Today would be hard, he was under no illusions about that, but he was used to hard. He’d forgotten what easy tasted like, and that thought saddened him. He filled his mind instead with the glorious image of the airship, gleaming silver in a cloudless sky, its intricate internal structure of girders which he had so painstakingly created like a spider’s web inside the soft outer envelope. He let himself risk a smile. The last months had been good, better than he could ever have imagined, and now his daughter had re-entered his life. He’d seen her. He’d actually seen Lydia. Yet even that brought its own sorrow, a sharp stabbing pain at the sight of her because she reminded him of the loss of his wife, his Valentina.
He must have shivered because Olga took his hand. Her body next to his seemed so slight, she felt more like a shadow than a person, and at times in the darkness of the truck he even wondered whether he was imagining her. The way he imagined designs in his head. He squeezed her fingers to convince himself she was real, or was it to convince himself that he was real? Sometimes he wasn’t sure.
But Colonel Tursenov had made it clear that the test would be real enough. It was to be carried out with a full load of phosgene in its tanks, the gas sprayed over the prison camp so that they could study what number of people it would affect. Affect? No. What number of people it would kill. And Babitsky had warned that other specialists would take over from Jens’ team when the first test-run was completed, so what then? More tests over more camps? Where did it end?
The truck jolted and somewhere in the dark a head or an elbow cracked against the metal side. Prisoner Elkin swore. Today would be hard.
Alexei slid out of the hollow he’d scraped in the soil and moved closer to the road. Around him others did the same, invisible ripples in the night air. When the yellow headlights drew near any movement would be spotted, so the vory had to be in position and as still as the tree trunks themselves.
The vehicles were approaching, he could hear them now, their engines harsh in the silent forest, three pairs of headlamps cutting tunnels through the darkness. Not what he’d expected. Usually it was just one car in the lead, followed by the truck, but this was a convoy with the truck at its centre, a support car in front and another behind. Four soldiers in each of the cars, two in the cab of the truck. Ten men in all. Obviously the Colonel had tightened security but not by much. Who in their right mind would want to ambush a truck full of engineers and scientists?
The tree trunk was in place. A thin pine skewed across the road as if blown down by the previous night’s wind and it brought the lead car to a juddering halt. In the headlamps Alexei could see it was a two-door NAMI-1 with a canvas top, and that behind it the truck and the second NAMI bunched up tight, as though seeking safety in numbers. The passenger door of the first car burst open and a tall soldier, with the lights from the truck bouncing off his bald head, descended on to the forest floor.
‘Shit! A tree down.’
‘Shift it,’ the driver called out.
‘Fuck you, I’m not shifting that on my own, it’s too heavy. Get out here, you lazy scum.’

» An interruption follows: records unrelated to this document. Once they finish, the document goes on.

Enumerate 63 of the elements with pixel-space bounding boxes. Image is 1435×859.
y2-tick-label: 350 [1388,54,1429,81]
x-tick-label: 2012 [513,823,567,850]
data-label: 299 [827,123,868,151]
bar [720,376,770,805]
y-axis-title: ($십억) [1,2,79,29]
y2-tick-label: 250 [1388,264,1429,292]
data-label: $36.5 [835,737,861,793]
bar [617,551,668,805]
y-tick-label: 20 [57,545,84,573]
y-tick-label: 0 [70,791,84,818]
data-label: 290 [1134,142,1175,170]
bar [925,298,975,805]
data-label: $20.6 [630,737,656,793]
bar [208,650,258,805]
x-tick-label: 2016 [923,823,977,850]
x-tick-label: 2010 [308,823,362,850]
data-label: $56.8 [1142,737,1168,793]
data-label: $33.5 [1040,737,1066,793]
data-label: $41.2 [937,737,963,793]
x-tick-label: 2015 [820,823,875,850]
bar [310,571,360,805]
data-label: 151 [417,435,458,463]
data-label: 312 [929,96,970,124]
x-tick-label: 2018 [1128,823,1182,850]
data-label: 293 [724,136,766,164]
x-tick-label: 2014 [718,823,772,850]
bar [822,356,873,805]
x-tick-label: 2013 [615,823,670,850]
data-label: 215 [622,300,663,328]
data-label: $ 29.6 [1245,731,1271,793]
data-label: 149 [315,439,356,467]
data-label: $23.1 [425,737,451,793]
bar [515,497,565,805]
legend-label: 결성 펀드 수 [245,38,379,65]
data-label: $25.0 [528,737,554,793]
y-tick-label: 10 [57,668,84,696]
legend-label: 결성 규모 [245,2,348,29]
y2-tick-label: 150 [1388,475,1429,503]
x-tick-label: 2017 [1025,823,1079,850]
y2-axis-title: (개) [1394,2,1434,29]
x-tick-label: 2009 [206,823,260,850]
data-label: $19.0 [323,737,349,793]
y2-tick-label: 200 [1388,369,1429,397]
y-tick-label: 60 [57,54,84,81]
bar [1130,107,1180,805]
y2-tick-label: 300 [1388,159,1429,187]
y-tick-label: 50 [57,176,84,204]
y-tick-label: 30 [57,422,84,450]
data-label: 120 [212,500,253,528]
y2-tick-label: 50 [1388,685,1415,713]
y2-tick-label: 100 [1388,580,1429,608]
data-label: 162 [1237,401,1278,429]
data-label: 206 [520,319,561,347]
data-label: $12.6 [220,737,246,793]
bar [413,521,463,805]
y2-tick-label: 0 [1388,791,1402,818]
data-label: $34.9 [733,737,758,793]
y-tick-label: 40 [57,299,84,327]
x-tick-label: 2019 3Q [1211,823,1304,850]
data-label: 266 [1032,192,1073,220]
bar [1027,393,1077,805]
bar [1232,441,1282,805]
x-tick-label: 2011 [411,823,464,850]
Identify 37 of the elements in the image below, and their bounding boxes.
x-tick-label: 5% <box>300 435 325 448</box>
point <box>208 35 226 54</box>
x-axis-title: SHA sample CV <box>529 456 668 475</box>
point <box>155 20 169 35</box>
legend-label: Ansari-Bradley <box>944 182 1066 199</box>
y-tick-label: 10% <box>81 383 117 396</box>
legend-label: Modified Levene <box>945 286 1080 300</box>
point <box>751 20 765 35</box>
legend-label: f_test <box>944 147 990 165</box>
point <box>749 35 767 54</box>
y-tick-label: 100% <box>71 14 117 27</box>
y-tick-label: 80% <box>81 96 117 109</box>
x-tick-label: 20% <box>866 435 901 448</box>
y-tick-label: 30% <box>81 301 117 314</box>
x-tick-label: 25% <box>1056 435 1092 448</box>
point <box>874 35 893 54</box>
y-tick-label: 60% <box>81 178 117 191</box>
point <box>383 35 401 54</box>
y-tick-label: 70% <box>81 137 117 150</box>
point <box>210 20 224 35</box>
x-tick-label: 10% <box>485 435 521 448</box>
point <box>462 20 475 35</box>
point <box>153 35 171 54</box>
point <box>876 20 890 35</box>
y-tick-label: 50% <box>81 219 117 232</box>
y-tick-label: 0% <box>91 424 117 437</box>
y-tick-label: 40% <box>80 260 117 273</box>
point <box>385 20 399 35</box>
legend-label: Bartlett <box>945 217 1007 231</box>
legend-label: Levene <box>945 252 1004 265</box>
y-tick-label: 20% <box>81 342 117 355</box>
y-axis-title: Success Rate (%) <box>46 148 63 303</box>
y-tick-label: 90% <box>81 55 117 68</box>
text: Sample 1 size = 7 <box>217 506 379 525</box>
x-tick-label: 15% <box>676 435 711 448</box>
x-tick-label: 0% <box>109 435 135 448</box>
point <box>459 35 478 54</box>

Two soldiers wrapped in thick greatcoats clambered out from the back, rifles slung carelessly over their shoulders. The driver climbed down reluctantly but he was much more cautious. He remained tight against the car, his rifle ready in his hands, eyes scanning the forest, trying to probe the shadows beyond the headlamps. He was the danger. Alexei took aim with his Mauser revolver, exhaled slowly to lower his heart rate and tightened his finger on the trigger. First he saw the eruption of blood from the man’s throat, then the noise hit him, raw and violent in the silence of the forest.